Smart Turn Detection

Uses context and classifier model to detect end of speech. Decides a dynamic wait duration.

How extra wait works:
After the base silence duration ends, the agent checks the transcript. If no punctuation or number is found, it continues to listen for the additional defined wait duration. If any new transcript or speech starts (as defined in interruption settings) within wait duration, listening continues. Otherwise, after the duration ends, the transcript is sent to the LLM.

Interim transcripts are received every 1 second, and speech duration to interrupt is usually 1 second. So, extra wait time values should be >1s to be meaningful, otherwise, that extra wait is not useful and agent will end up interrupting user.

Interruption settings

These determine how and when a user can interrupt the agent.

Setting

Description

Interruption

Enable/disable user interruptions

Number of Words

Minimum word count needed to trigger an interruption

Speech Duration

Minimum speech length in seconds required to interrupt

Wait Duration

Time agent waits before resuming after being interrupted

Block First Message Interruption

Prevents interruption of agent’s first message

A user interrupt is triggered if either the number of words or the speech duration threshold is met.

Transcript settings

Setting

Provider

Description

Boosted Keywords

Deepgram

Helps transcription engine better recognize domain terms

Smart Format

Deepgram

Converts phone numbers, dates into structured format

Numerals

Deepgram

Transcribes spoken numbers as digits

Punctuation

Deepgram

Applies punctuation to utterance endings

Finalize Transcript

Deepgram

Forces model to give final transcript

Prompt

Sarvam (Saaras)

Provide context prompt for better accuracy

Ideal settings by use case

1. Short Responses (Yes/No, Acknowledgements)

  • Silence Duration: < 0.25s

  • Why: User is expected to speak in short bursts with minimal pause.

  • Examples:

    • Agent: “Are you available tomorrow?” → User: “Yes”

    • Agent: “Your OTP is 4382. Can you repeat that?” → User: “4382”

  • Effect: Quicker turn-taking, snappier interactions.

2. Long, Detailed Responses (Complaints, Explanations, Address Capture)

  • Silence Duration: 0.8–1.2s (or higher)

  • Why: User might take pauses mid-sentence to think.

  • Examples:

    • Agent: “Can you describe what issue you’re facing?” → User: “Yes… I ordered on the 5th and still haven’t received it.”

    • Agent: “What’s your full address?” → User: “It’s 221B Baker Street… uh… near the station.”

  • Effect: Prevents premature agent response or interruption.

3. Interruptibility

  • Set interruption to enabled when user may need to stop a long bot message (e.g., in support calls).

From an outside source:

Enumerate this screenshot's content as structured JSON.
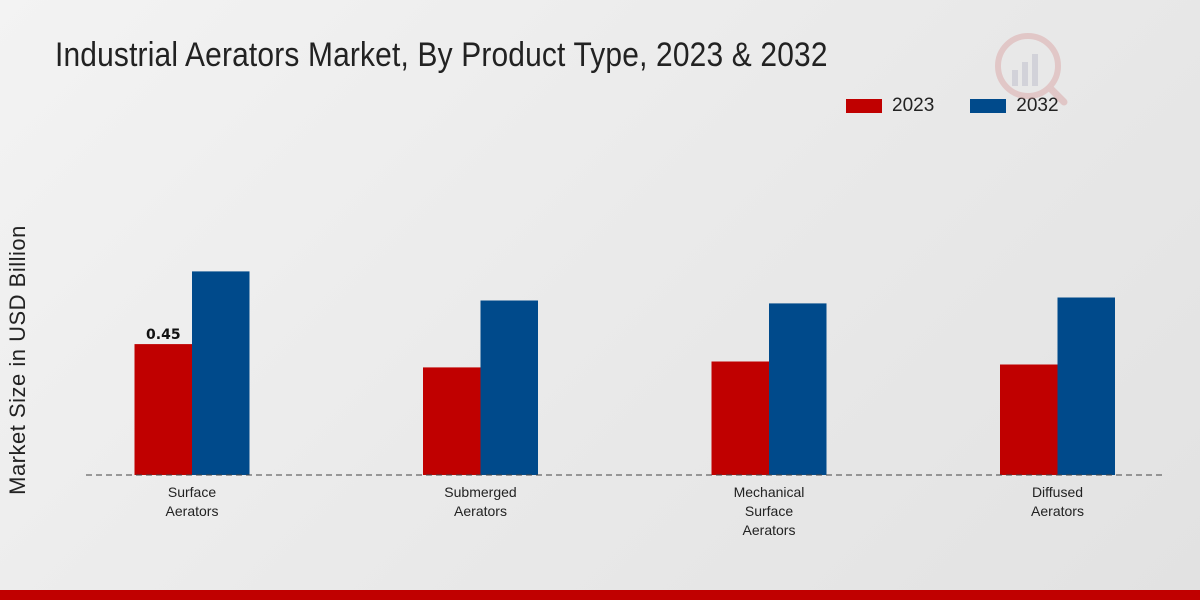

  • Start with speech duration = 0.8s and word count = 2, and fine tune values based on interruption patterns in your conversations.

Providers

Deepgram (nova-2, nova-3)

  • Supports boosting, smart formatting, and numerals.

  • Use boosted keywords (e.g., "refund", "warranty") to improve domain accuracy.

  • Does not support transcript prompt context.

Sarvam (Saaras, Sarika)

  • Native support for Indic languages like Hindi, Tamil, Telugu, Bengali, etc.

  • Transcript prompt available to improve recognition accuracy.

  • Ideal for multilingual and regional use cases.